On 09/01/2015 04:35 AM, Andrey Semashev wrote:
Hi,
I was wondering is there would be interest in a generalized read-modify-write operation in Boost.Atomic. The idea is to have a atomic<T>::read_modify_write method that would take a function that would perform the modify on the atomic value. The interface could be roughly this:
template< typename T > class atomic { public: // Returns the original value T read_modify_write(F modify, memory_order order = memory_order_seq_cst); };
Usage example:
// Saturating increment atomic< int > a; a.read_modify_write([](int n) { return n < std::numeric_limits< int >::max() ? n + 1 : n; });
The implementation could synthesize a CAS loop around the modify function or (ideally) wrap it inside the LL/SC instructions, also in a loop.
I believe, in order for this to work the modify function should meet certain requirements:
1. It must not use atomic operations (on this or other variables) or thread synchronization primitives. 2. It must not call functions that might involve context switching (e.g. syscalls, i/o). 3. It should be as small as possible and have the least possible working set (that is the number of accessed variables). 4. It must be prepared to be called multiple times. 5. It must be prepared to receive a value that has never been stored in the atomic variable.
The first restriction is essential to avoid deadlocking in case of the emulated (lock-based) atomic<>. Thread synchronization primitives may possibly be using atomic ops internally, so are prohibited as well.

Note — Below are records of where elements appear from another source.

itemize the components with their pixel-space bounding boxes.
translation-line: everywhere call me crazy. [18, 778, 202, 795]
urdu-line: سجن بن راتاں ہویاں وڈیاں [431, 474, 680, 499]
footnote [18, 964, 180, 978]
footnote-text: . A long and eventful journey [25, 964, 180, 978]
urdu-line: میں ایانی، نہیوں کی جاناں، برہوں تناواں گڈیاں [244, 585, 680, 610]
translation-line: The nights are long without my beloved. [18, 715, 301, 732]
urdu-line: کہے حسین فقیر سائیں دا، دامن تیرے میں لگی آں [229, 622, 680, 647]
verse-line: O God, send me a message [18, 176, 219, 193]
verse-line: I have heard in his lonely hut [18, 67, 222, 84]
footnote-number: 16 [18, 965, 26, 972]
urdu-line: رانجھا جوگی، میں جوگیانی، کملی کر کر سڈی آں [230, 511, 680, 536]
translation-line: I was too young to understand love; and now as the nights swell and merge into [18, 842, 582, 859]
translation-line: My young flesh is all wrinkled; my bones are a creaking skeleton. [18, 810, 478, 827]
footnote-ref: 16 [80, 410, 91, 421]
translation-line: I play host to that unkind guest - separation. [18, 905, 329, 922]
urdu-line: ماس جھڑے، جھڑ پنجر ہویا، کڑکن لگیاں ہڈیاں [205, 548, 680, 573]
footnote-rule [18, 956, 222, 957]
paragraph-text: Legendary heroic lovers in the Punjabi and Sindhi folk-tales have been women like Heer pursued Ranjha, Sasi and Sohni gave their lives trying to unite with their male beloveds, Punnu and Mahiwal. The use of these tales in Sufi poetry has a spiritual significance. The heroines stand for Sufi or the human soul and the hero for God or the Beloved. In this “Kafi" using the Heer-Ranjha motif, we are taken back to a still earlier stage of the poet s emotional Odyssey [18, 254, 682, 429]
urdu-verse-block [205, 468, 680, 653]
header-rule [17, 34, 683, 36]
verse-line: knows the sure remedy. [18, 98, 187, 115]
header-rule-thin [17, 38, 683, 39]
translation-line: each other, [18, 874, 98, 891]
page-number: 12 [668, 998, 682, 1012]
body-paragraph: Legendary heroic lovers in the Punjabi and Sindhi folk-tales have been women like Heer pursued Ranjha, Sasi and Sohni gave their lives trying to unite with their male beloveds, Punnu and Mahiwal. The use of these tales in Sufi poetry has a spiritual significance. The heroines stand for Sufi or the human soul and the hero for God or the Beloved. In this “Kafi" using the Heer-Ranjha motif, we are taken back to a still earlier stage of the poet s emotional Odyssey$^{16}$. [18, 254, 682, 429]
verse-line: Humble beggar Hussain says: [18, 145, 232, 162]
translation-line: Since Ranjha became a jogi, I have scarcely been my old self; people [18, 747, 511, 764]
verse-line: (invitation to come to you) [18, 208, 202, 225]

The 2 and 3, besides just being something rational one would strive for anyway, are mostly targeted to allow to inject the function call inside the LL/SC pair. It is known that some architectures are very sensitive to what is happening between the LL and SC instructions, so accessing some memory from the modify function or switching the thread context will result in SC always failing and an infinite loop.
The 5 would allow to make the first load non-atomic, which can be faster. The CAS or SC instruction will fail if the loaded value was inconsistent.
I know there's probably no way to ensure that the function meets these requirements, and it is possible to get an infinite loop in runtime, so maybe always using a CAS loop would be a safer approach, even on an architecture with LL/SC instructions. My hope is that compilers will someday provide intrinsics for this and will be able to generate optimal code, when possible.
Does this look interesting to anyone? Comments?
_______________________________________________ Unsubscribe & other changes: http://lists.boost.org/mailman/listinfo.cgi/boost
It's interesting although ensuring that all the requirements are met for the function is impossible. How about also a stand-alone version so that it can be used with std::atomic<T>?